Modeling Pronunciation Variation for Automatic Speech Recognition
Rolduc, The Netherlands
The experiment aims to verify the effects of non-native pronunciations on ASR performance. The basic CSELTs HMM, sub-word units recogniser, trained on the Italian and English phonetic sets, has been tested by three groups of bilingual subjects, respectively native speakers of Italian, English and Spanish on a vocabulary composed of 100 Italian and 100 English words.
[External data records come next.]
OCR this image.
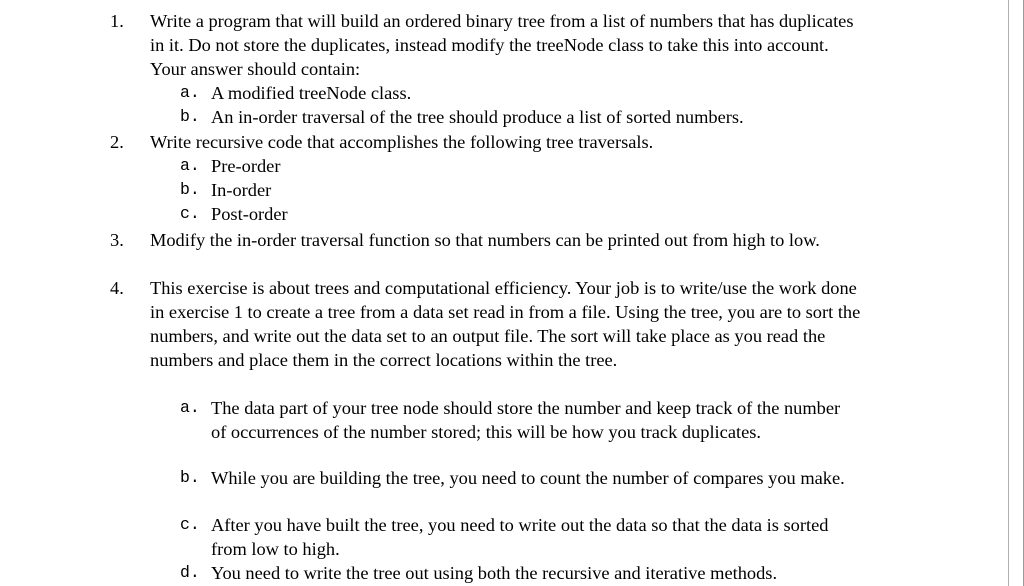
1.	Write a program that will build an ordered binary tree from a list of numbers that has duplicates in it. Do not store the duplicates, instead modify the treeNode class to take this into account. Your answer should contain:
a. A modified treeNode class.
b. An in-order traversal of the tree should produce a list of sorted numbers.
2.	Write recursive code that accomplishes the following tree traversals.
a. Pre-order
b. In-order
c. Post-order
3.	Modify the in-order traversal function so that numbers can be printed out from high to low.
4.	This exercise is about trees and computational efficiency. Your job is to write/use the work done in exercise 1 to create a tree from a data set read in from a file. Using the tree, you are to sort the numbers, and write out the data set to an output file. The sort will take place as you read the numbers and place them in the correct locations within the tree.
a. The data part of your tree node should store the number and keep track of the number of occurrences of the number stored; this will be how you track duplicates.
b. While you are building the tree, you need to count the number of compares you make.
c. After you have built the tree, you need to write out the data so that the data is sorted from low to high.
d. You need to write the tree out using both the recursive and iterative methods.
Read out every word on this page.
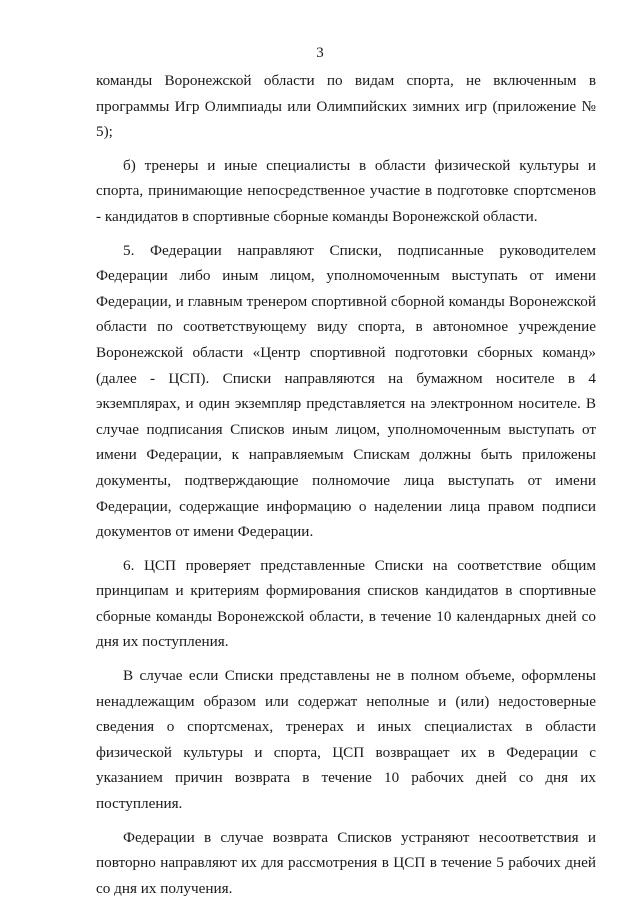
3

команды Воронежской области по видам спорта, не включенным в программы Игр Олимпиады или Олимпийских зимних игр (приложение № 5);

б) тренеры и иные специалисты в области физической культуры и спорта, принимающие непосредственное участие в подготовке спортсменов - кандидатов в спортивные сборные команды Воронежской области.

5. Федерации направляют Списки, подписанные руководителем Федерации либо иным лицом, уполномоченным выступать от имени Федерации, и главным тренером спортивной сборной команды Воронежской области по соответствующему виду спорта, в автономное учреждение Воронежской области «Центр спортивной подготовки сборных команд» (далее - ЦСП). Списки направляются на бумажном носителе в 4 экземплярах, и один экземпляр представляется на электронном носителе. В случае подписания Списков иным лицом, уполномоченным выступать от имени Федерации, к направляемым Спискам должны быть приложены документы, подтверждающие полномочие лица выступать от имени Федерации, содержащие информацию о наделении лица правом подписи документов от имени Федерации.

6. ЦСП проверяет представленные Списки на соответствие общим принципам и критериям формирования списков кандидатов в спортивные сборные команды Воронежской области, в течение 10 календарных дней со дня их поступления.

В случае если Списки представлены не в полном объеме, оформлены ненадлежащим образом или содержат неполные и (или) недостоверные сведения о спортсменах, тренерах и иных специалистах в области физической культуры и спорта, ЦСП возвращает их в Федерации с указанием причин возврата в течение 10 рабочих дней со дня их поступления.

Федерации в случае возврата Списков устраняют несоответствия и повторно направляют их для рассмотрения в ЦСП в течение 5 рабочих дней со дня их получения.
A noticeable drop in Word Accuracy was measured for production of English words by Italian subjects using the English recogniser and for production of Italian words by English subjects using the Italian recogniser. On the other hand, a small increase in error rate was observed for Spanish subjects using the Italian recogniser. The adoption of multiple phonetic transcriptions obtained by a-priori knowledge about alterations of the native pronunciations due to the influence of the native phonological system by the speaker, reduced the error rate by around 8%. Similar results were also obtained by adopting alternative transcriptions based on a posteriori information about the preferred non-native pronunciation phenomena, either obtained from the n-best variants generated by the HMM recogniser itself, or pointed out by the selection of the phonetic variants operated by a phonetic Neural Network (NN) decoder run on a development data set. Finally, a preliminary test was run using the a priori transcriptions with a multi-phonetic recogniser, trained simultaneously on a multilingual speech database consisting of Italian, English, Spanish and German utterances.
Bibliographic reference. Bonaventura, P. / Gallocchio, F. / Mari, J. / Micca, G. (1998): "Speech recognition methods for non-native pronunciation variations", In MPV-1998, 17-22.